Retribuindo à comunidade
No escritório arrumado de Kiran Johl Black estão pacotes de nozes destinados para mercados do mundo todo: Europa, Oriente Médio e Bacia do Pacífico. Kiran é gerente de Marketing da cooperativa Produtores de Nozes do Vale do Sacramento*, que processa e comercializa nozes e é de propriedade de agricultores locais, entre eles seu pai.

Antes disso, ela foi gerente de Assuntos Políticos da Federação de Escritórios Agrícolas da Califórnia*, e como diretora de sua divisão de Assuntos Nacionais e Pesquisa fez lobby em Sacramento e Washington. É uma mudança geracional na família que sempre trabalhou na agricultura. Kiran e suas duas irmãs mais novas cresceram em uma propriedade rural familiar iniciada na década de 1960 por seu avô e que hoje produz pêssegos, ameixas e nozes em três condados.
Seu pai, Sarb Johl, formou-se em Engenharia e Eletrônica, mas usou sua formação para expandir e diversificar os negócios. Ele e a mãe de Kiran, Prabhjot, professora, sempre enfatizaram o desempenho acadêmico, a liderança e o serviço comunitário e queriam que ela fosse médica.

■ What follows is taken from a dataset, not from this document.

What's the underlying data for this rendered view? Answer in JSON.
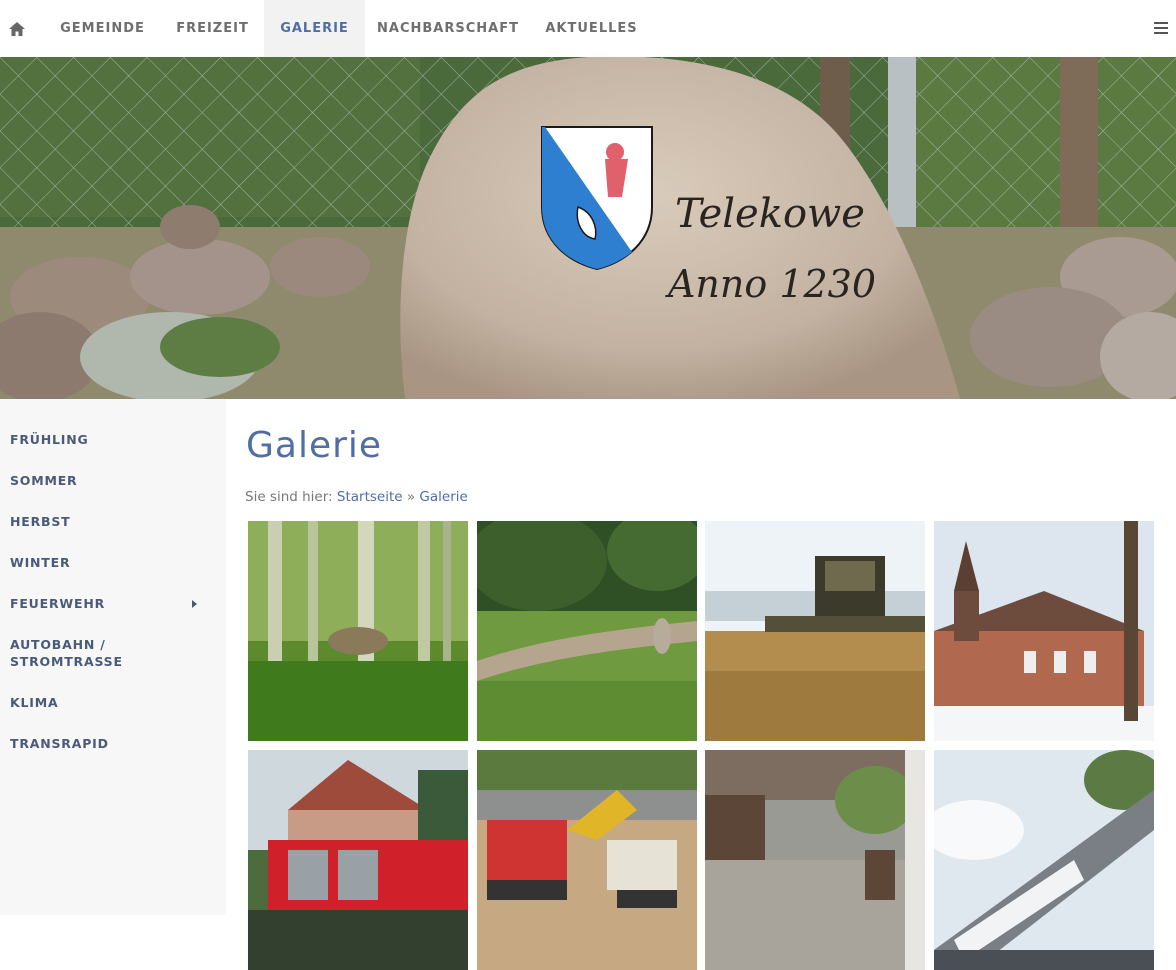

Na Universidade da Califórnia em Davis*, ela começou a estudar Medicina, mas, como seu pai, descobriu que cultivar e “sentir a terra nas mãos” era muito mais atraente. Ela mudou sua área de especialização para Ciência e Manejo de Culturas Agrícolas. “Esperei um pouco para contar para o meu pai. Mas é preciso fazer o que se gosta”, explica.
Tendo nascido nos EUA e se casado com um não punjabi — que se juntou aos negócios da família — Kiran é definitivamente bicultural, mas destaca o que seus dois mundos têm em comum.
“A cultura é mais do que comida, trajes e música e certamente mais do que etnia”, diz. “É a transmissão de valores importantes: uma forte ética de trabalho, aprendizado constante, autoaperfeiçoamento, retribuição à comunidade.”